I asked Scotty whether he got homesick. He said he had only been in Harbin four months — not long enough.

"My wife misses grocery shopping and she hates her kitchen," he said. "Me? I miss beef. There's no beef here."

I had not noticed that, but then you usually had to be told what was in a Chinese dish. The Chinese had a way of drawing a culinary veil over even the most obvious ingredients.

"How is your steel forge?" I asked.

"Old-fashioned," Scotty said. "So I have to be tough. I'll tell you frankly — I'm cruel. I have to be, to get the quality up. Take today. What did I do? I rejected a whole order. It was worth twenty thousand U.S. Hey, it worried them!"

"Why did you reject the order?"

Scotty became suddenly very enthusiastic about his work, and as he talked about forging steel, I was convinced that he was the perfect man to send to China — a hard hat with a mission. He didn't seem the sort of person who suffered fools gladly. If they called him a barbarian I was sure he would return the compliment.

"Every piece of steel has to have a heat number stamped on it. These didn't have a heat number. I just sent them back and said no." He smiled mischievously and added, "I'll accept the order eventually, when we get the number on it. But they don't know that. That's my secret. Let them stew for a while. Let them think about the foul-up."

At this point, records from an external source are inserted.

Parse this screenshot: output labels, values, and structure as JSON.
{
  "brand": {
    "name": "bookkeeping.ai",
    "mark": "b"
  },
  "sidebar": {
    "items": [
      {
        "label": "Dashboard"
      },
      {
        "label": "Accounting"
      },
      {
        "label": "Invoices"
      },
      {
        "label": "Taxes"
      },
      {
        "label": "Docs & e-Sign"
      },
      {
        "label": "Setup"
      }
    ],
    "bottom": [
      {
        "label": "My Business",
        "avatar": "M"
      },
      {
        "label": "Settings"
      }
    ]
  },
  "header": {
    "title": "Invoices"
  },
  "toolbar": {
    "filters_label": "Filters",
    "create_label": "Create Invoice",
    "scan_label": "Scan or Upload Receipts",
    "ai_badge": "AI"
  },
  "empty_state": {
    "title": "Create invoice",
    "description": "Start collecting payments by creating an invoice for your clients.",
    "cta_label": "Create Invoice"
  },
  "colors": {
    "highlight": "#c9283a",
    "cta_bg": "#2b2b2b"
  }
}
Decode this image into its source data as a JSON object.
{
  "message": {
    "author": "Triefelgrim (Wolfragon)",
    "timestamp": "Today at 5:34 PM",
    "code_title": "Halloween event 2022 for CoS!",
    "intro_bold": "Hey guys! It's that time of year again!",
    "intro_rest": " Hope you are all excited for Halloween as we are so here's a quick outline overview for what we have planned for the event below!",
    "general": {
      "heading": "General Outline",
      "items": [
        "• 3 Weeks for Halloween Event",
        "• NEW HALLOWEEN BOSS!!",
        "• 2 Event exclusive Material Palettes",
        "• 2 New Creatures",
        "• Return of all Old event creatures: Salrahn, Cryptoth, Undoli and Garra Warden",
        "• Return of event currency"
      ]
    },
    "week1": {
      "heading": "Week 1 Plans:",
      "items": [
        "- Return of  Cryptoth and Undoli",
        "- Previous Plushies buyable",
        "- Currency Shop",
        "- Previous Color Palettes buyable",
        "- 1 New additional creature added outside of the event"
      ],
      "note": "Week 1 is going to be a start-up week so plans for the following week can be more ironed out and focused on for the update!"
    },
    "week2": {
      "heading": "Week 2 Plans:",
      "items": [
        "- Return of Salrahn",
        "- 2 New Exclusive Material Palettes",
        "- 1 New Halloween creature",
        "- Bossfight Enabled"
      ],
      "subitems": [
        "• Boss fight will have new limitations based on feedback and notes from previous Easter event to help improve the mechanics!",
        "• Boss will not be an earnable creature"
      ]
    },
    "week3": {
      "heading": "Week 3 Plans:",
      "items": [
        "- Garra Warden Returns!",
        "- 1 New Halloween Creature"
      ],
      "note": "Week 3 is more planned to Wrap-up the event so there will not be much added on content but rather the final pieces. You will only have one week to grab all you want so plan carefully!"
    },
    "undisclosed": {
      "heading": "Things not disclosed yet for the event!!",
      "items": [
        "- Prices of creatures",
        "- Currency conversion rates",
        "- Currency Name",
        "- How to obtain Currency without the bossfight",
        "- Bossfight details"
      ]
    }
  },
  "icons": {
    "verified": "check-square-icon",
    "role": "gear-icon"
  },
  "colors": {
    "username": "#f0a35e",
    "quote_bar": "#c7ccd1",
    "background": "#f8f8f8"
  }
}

"Was it important, this steel?"

"Sure!" he said. "Buncha pipe flanges!"

We talked about pipe flanges for a while. It is true that there's not much about pipe flanges to bewitch the imagination, but we were in one of the downtown hotels where it was warm. When it is minus thirty-eight degrees centigrade outside, it can be counted a pleasant experience to stand in a warm place talking with a fat Canadian about pipe flanges.

All this time in Harbin I was trying to make arrangements to go farther north into the greater desolation of Heilongjiang. I had not known that my destination, Langxiang, was closed to foreigners. But I prevailed upon the Chinese. I said I would behave myself and would not stay long. They said they would consider my request.

While I waited I rummaged in the shops. I bought a pair of gloves, but not a fur hat. Such lovely furs (ermine, sable, fox, mink); such hideous hats and coats. And how awful for a stag to be killed so that its noble forking antlers could be made into buttons for auntie's old coat. I found an ivory object at the Harbin Antiquities Store. "It is an ancient carving," the clerk said. "Of the earth."

"Impossible."

How did I know it could not be an ancient Chinese carving of the round earth? Elementary. Until about 1850 the Chinese believed the earth was flat.

It was a prewar Russian billiard ball, but I bought it just the same.